Un frisson lui parcourut les épaules.
— Et tout sent franchement la mort, ici.
Cette fois, ce fut Cathy qui s’approcha d’elle.
— Tu veux qu’on parle de ce qu’il s’est passé, hier, pendant la randonnée ?
— Non, non ! Désolée, mais j’aime mieux pas. Je crois que tu n’es pas… prête à écouter ça…
— Pourquoi tu dis ça ?
Elle frappa du poing sur sa poitrine.
— Trop longtemps que c’est enfermé là-dedans…
— Justement ! Ça te fera du bien d’en discuter !
Elle contracta les mâchoires.
— Mon père m’avait appris, quand il m’emmenait à la chasse, à reconnaître un gibier rien qu’à son envol. Les canards, par exemple, partaient comme des fusées, le cou tendu, en une belle diagonale, inclinée d’environ trente degrés. Deviner, du premier coup d’œil…
— Je ne comprends pas…
— La première fois où je t’ai aperçue… La toute première expression de ton visage. Tes premiers mots… Sans te connaître, je les ai fixés dans ma mémoire. Aujourd’hui, tu dissimules tes a priori , parce qu’on se côtoie et que tu es polie. Mais je sais ce que tu penses de moi. Et ce n’est pas très différent de ce que pensent les autres.
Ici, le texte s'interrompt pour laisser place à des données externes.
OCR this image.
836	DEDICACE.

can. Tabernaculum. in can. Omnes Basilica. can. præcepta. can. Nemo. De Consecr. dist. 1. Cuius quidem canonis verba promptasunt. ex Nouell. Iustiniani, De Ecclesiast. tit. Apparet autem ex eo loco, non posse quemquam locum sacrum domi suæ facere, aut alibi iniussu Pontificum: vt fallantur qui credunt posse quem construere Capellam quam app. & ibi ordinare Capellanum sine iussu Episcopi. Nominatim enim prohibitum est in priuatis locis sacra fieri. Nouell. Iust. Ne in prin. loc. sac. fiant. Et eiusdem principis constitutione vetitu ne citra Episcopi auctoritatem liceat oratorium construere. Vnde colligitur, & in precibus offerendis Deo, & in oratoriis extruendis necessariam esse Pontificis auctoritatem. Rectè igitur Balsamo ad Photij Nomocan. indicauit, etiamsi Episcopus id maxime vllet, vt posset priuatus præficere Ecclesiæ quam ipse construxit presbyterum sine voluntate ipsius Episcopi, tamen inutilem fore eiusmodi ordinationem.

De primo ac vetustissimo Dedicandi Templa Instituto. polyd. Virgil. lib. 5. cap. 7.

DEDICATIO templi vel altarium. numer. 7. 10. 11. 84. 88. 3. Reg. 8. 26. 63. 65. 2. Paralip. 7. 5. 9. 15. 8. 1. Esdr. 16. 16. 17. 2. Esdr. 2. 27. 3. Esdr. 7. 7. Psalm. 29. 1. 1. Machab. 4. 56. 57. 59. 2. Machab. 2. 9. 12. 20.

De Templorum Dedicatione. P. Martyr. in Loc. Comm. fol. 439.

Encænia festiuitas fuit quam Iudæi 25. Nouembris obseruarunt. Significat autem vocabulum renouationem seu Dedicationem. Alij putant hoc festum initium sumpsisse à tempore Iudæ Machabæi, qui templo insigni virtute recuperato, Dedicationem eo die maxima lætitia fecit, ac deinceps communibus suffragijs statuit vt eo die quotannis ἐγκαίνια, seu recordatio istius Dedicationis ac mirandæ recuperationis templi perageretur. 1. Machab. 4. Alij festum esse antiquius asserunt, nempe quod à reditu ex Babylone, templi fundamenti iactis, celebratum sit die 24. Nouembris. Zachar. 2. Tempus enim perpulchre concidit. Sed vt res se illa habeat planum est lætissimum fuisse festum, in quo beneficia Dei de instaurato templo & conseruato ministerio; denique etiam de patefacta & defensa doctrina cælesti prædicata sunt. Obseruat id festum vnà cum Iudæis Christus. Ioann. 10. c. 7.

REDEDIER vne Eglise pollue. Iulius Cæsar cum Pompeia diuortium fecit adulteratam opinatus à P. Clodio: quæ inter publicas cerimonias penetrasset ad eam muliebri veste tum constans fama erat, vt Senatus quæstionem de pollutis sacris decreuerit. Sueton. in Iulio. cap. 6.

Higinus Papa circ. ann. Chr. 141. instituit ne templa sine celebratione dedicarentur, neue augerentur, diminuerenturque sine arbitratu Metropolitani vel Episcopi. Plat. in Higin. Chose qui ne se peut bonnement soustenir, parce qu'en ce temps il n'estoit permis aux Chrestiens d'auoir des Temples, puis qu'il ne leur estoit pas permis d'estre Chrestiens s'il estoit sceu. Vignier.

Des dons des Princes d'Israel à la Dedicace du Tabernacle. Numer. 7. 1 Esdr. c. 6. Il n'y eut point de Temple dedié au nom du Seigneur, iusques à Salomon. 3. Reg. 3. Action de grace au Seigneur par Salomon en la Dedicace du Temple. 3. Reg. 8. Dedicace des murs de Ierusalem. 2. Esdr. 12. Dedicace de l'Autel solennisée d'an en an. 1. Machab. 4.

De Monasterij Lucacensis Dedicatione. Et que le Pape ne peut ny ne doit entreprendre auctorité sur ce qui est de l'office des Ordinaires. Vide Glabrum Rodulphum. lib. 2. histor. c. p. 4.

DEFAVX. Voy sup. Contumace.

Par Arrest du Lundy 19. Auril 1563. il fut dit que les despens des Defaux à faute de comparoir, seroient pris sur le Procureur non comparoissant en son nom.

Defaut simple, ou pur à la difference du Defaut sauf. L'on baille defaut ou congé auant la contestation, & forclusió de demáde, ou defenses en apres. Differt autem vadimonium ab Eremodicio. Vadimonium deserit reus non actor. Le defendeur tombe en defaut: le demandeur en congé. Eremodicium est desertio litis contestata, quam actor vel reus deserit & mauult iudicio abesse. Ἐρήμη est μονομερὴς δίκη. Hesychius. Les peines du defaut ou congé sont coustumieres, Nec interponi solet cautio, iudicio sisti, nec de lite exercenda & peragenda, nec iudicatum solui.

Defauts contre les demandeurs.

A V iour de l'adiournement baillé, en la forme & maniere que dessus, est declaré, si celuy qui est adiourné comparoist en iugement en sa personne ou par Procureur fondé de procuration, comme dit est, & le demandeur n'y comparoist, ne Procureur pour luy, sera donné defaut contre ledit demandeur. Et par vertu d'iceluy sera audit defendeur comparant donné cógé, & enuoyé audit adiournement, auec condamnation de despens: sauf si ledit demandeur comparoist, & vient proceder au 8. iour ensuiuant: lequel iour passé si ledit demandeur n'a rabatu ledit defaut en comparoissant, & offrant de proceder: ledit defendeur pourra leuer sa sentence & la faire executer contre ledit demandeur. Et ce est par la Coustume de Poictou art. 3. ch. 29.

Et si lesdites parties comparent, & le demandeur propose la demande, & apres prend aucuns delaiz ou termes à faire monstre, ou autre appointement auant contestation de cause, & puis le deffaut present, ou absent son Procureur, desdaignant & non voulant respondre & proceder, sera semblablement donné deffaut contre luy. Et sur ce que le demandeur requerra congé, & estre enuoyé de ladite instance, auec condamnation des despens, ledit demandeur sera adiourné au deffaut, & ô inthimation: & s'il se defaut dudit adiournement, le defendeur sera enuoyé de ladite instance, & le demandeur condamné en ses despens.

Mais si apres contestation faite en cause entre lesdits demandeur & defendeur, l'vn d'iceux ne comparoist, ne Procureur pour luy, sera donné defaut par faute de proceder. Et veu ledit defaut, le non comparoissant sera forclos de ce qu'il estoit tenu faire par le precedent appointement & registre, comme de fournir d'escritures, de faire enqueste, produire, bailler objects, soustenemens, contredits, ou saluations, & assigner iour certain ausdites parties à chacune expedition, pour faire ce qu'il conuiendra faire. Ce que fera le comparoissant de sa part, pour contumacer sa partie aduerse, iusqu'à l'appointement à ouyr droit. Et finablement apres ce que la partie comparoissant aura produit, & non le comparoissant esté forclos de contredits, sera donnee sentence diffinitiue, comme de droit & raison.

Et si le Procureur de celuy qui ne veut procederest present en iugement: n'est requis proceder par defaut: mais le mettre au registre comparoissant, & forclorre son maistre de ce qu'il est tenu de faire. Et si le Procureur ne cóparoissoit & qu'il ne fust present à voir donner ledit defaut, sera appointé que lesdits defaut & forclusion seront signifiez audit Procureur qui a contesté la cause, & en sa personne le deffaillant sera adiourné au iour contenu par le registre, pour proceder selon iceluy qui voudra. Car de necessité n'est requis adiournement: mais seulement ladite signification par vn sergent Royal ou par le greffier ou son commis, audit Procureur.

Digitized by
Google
— Détrompe-toi ! Je t’apprécie beaucoup.
— Ouais, tu m’apprécies… mais pourtant quand tu me regardes… Je suis sûre que tu te demandes ce qui peut pousser une femme à vendre son corps pour de l’argent… Eh bien, mets des prisonniers dans une cour cernée de miradors, laisse la porte d’entrée ouverte et tu verras… Combien vont se ruer vers la liberté, même s’ils savent qu’ils risquent de se faire tirer dessus ?
Elle croisa les bras sur sa poitrine.